Scientists create 'spider-goat'
by James Langton in New York
Scientists have made an astonishing breakthrough by successfully crossing a spider with a goat to produce silk that is tougher than steel.
The new fibre is designed to create a bullet-proof vest for the US Army that can stop a shot from any gun. The spider-goat is believed to be the first commercially viable animal created from the DNA of two species - and could be worth millions for the Canadian company behind the research.
It also marks a significant shift in the debate about genetic experiments.
Dolly the sheep was created by British scientists researching human
health.Now similar technology is being used to create tools for the
military. Outwardly, the animals resemble ordinary goats. But at a
transgenic farmrun by Nexia Biotechnologies in rural Quebec they are being bred with a single gene from a golden orb-weaving spider.
Milk from the female goats contains silk that is five times the strength of steel. It is being used by the Pentagon to develop body armour that would be four times stronger than Kevlar but weigh less than a cotton shirt. Other commercial possibilities include using it to make biodegradable fishing lines and surgical stitches.
The product - dubbed BioSteel by Nexia - could also grab a huge slice of the £1 billion market in industrial fibres. It could be woven to produce couture clothing that would feel almost weightless, scientists claim. Hybrid spider-goats are bred using test-tube techniques. A single gene from the common orb-weaver or garden spider is inserted into fertilised goat eggs. Each baby goat is only 1/70,000th spider but when fully grown the females are able to produce a milk that contains a protein identical to spider silk.
In experiments, Nexia researchers have been able to produce 91 metres of BioSteel an hour. Scientist have long known that spider silk is one of the strongest substances in the world but have been unable to reproduce it artificially. Attempts to farm spider silk have also failed, because spiders are highly territorial and attack and kill each other if kept in captivity. The Pentagon experiment is being conducted on a former nuclear missile base north of New York.
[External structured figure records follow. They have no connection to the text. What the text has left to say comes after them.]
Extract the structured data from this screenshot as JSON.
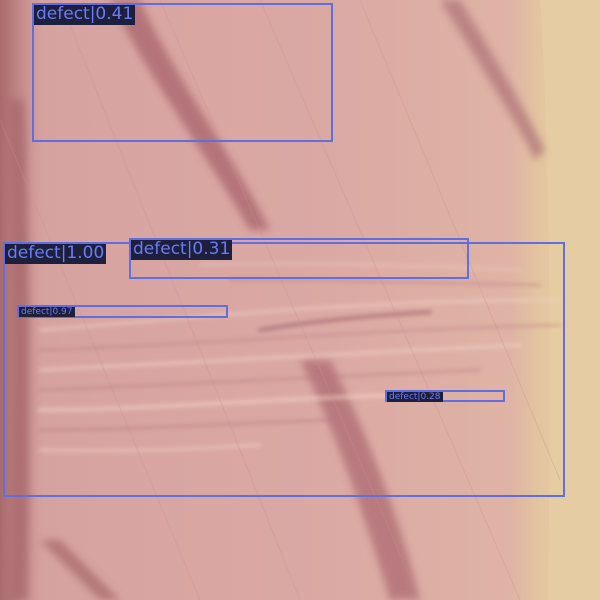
{
  "detections": [
    {
      "label": "defect|1.00",
      "score": 1.0
    },
    {
      "label": "defect|0.97",
      "score": 0.97
    },
    {
      "label": "defect|0.41",
      "score": 0.41
    },
    {
      "label": "defect|0.31",
      "score": 0.31
    },
    {
      "label": "defect|0.28",
      "score": 0.28
    }
  ],
  "colors": {
    "box": "#5f6fe0",
    "label_bg": "#1d1f3c",
    "label_text": "#6a7cf2",
    "background_pink": "#d9a7a2",
    "background_tan": "#e3c9a0"
  }
}
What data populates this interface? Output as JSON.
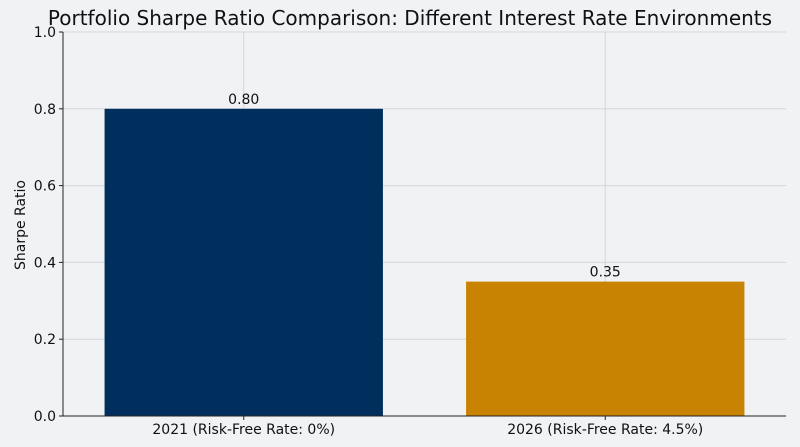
{
  "chart_data": {
    "type": "bar",
    "title": "Portfolio Sharpe Ratio Comparison: Different Interest Rate Environments",
    "xlabel": "",
    "ylabel": "Sharpe Ratio",
    "ylim": [
      0,
      1.0
    ],
    "yticks": [
      0.0,
      0.2,
      0.4,
      0.6,
      0.8,
      1.0
    ],
    "ytick_labels": [
      "0.0",
      "0.2",
      "0.4",
      "0.6",
      "0.8",
      "1.0"
    ],
    "categories": [
      "2021 (Risk-Free Rate: 0%)",
      "2026 (Risk-Free Rate: 4.5%)"
    ],
    "values": [
      0.8,
      0.35
    ],
    "data_labels": [
      "0.80",
      "0.35"
    ],
    "bar_colors": [
      "#002f5e",
      "#c98303"
    ],
    "grid": true,
    "background_color": "#f0f2f4",
    "grid_color": "#d4d7da",
    "axis_color": "#222222"
  }
}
A herd of 302 goats will gradually grow to 1,500 in the coming months.
Researchers have found the animals are happiest listening to the music of Dolly Parton (anything to do with milk production???). Dr Jeffrey Turner, the president and chief executive of Nexia and the head of the scientific team, calls the silk breakthrough "the holy grail of material science".
He said: "Spider silk is a material science wonder, a selfassembling,
biodegradable, nanofibre structure one-tenth the width of a human hair that
can stop a bee travelling at 20mph without breaking. Spider silk has dwarfed man's achievements in material science to date. "Man always thinks strong things have to be big but the spider has dwarfed
what we've done with petroleum-based materials."
Nexia licensed the blueprint for extracting spider genes from the University of Wyoming three years ago but has only recently been able to create enough spidergoats to make the silk in industrial quantities. Earlier attempts to produce socalled "transgenic species" have included a cancer-prone mouse developed at Harvard University for medical research and a monkey born last year with the DNA of a jellyfish that glowed in the dark.
But other medical and scientific experts have warned against creating new species. Dr Andre Menache, the head of Doctors and Lawyers for Responsible Medicine, based in London, has called such experiments "a perversion of science".
Concern about genetically modified animals and plants is not as widespread in the US. The Bush administration is deciding whether to approve a "supersalmon" for human consumption, although some states are considering laws to curtail the use of transgenic animals.
All very well in theory, but what would happen if the goat ever got free?
Stories like this, along with attempts to test GM crops in the field (crops that would NEVEr spread pollen according to Towny Blair) send shivers down my spine. Zak Goldsmith (editor of a weighty ecological magazine) is right when he says that GM food has got nothing to do with feeding the poor and everything to do with controlling the production of food.